The Open Payments System is available through the CMS Enterprise Portal, and registration is required. CMS maintains a covered recipients webpage that provides step-by-step instructions about how to access the Open Payments System and how to register. Once registration is complete, the provider will be able to see the data and take any actions on it, including filing a dispute, if necessary.
It's best to handle reviews and disputes right after the data is reported for the first time and before it becomes publicly available. It's also a good way to ensure as speedy a resolution as possible. If there are any issues, inaccuracies, questions, that is when reporting entities have the resources available and are monitoring any disputes or inquiries about the data. Physicians should mark their calendars for April as a reminder to see if any relevant payments have been reported. They can also sign up to receive reminders from CMS about the review and dispute period via its Open Payments listserv. After the 45-day review and dispute period ends, the reporting entities have an additional 15-day period to make any changes or modifications to the data before publication.
Q: If a physician notices a mistake within that initial 45 days, is it generally corrected before the data is made public?
A: For the most part, reporting entities are responsive to disputes within that first 45 days and the additional 15-day resolution timeframe. It is the reporting entity who needs to make the correction. CMS does not take part in the process other than providing the software platform.
Q: What happens if a dispute is not resolved at the end of that 60 days?
A: The data goes public, and it's marked as disputed, and it can be corrected later. If the dispute is resolved at a later time, the updated data point will be reflected in the next publication or data refresh. The initial yearly publication of the data takes place by the end of June each year, and a refresh happens once a year in January.
Q: If a physician finds a mistake in publicly posted data, what's the process for correction?

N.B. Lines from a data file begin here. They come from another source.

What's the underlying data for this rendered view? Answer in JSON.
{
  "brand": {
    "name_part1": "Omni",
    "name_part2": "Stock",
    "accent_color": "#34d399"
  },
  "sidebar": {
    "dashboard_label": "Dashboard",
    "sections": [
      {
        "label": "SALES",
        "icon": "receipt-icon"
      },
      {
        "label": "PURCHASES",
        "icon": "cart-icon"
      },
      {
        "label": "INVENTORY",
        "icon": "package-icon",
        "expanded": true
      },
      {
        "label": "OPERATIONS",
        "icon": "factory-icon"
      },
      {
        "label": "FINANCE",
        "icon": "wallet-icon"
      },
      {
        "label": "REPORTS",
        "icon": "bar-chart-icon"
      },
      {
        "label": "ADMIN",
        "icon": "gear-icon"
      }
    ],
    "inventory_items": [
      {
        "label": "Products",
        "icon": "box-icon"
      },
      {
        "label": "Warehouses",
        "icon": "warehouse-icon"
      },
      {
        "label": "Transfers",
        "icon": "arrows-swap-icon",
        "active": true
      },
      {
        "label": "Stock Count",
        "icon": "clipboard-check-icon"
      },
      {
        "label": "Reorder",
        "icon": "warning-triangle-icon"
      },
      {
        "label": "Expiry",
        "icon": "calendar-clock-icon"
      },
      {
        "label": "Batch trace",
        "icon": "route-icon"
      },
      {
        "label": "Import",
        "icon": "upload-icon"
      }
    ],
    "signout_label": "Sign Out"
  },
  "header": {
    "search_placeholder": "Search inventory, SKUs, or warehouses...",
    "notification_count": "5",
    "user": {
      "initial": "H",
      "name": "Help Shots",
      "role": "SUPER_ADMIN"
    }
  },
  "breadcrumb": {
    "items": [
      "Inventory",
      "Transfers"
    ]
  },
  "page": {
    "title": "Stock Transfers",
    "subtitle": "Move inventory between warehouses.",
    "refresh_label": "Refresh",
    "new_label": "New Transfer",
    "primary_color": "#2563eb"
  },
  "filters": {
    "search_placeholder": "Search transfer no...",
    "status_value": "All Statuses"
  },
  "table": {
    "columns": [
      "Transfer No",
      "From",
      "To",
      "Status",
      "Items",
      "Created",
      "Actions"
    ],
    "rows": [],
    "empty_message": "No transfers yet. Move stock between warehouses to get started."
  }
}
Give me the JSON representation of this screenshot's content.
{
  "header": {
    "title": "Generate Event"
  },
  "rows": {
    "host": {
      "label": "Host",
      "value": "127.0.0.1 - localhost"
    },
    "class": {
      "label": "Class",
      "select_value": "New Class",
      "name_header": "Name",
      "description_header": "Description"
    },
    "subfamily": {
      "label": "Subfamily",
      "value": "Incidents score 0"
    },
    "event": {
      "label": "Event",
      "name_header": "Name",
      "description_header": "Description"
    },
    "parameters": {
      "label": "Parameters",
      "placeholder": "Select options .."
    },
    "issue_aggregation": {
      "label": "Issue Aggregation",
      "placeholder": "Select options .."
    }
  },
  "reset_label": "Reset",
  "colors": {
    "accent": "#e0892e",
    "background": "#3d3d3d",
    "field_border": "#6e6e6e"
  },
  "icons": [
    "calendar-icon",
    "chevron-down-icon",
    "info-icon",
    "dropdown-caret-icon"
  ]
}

A: We know that a number of covered recipients only look at the data when it becomes public, and then try to take action on it. The data remains available within the Open Payments System for review and dispute until the end of the year in which it was published. If a covered recipient notices an error on the Open Payments website before the end of the calendar year of that initial publication, they can still register and log into the Open Payments System and dispute the data there. In that case, we would go through the normal process and it would be updated in the next applicable publication year.
If they notice an error after the data is no longer available in the Open Payments System for review and dispute, they would need to contact the reporting entity directly. The legislation does require reporting entities to correct the data as soon as they learn of any omissions or inaccuracies, and the database supports that functionality year-round. CMS is not alerted to inquiries that happen outside of the Open Payments System, and CMS does not make any modifications to the data received. The compliance burden is entirely on reporting entities.
Q: How common are disputes and mistakes?
A: The dispute rate is very low, less than 1% of the data. The mistake rate is harder to pinpoint, because not everybody reviews their data prepublication. We hope the low dispute rate reflects a low mistake rate as well, but it's impossible to know without broader participation of the provider community in the review and dispute process.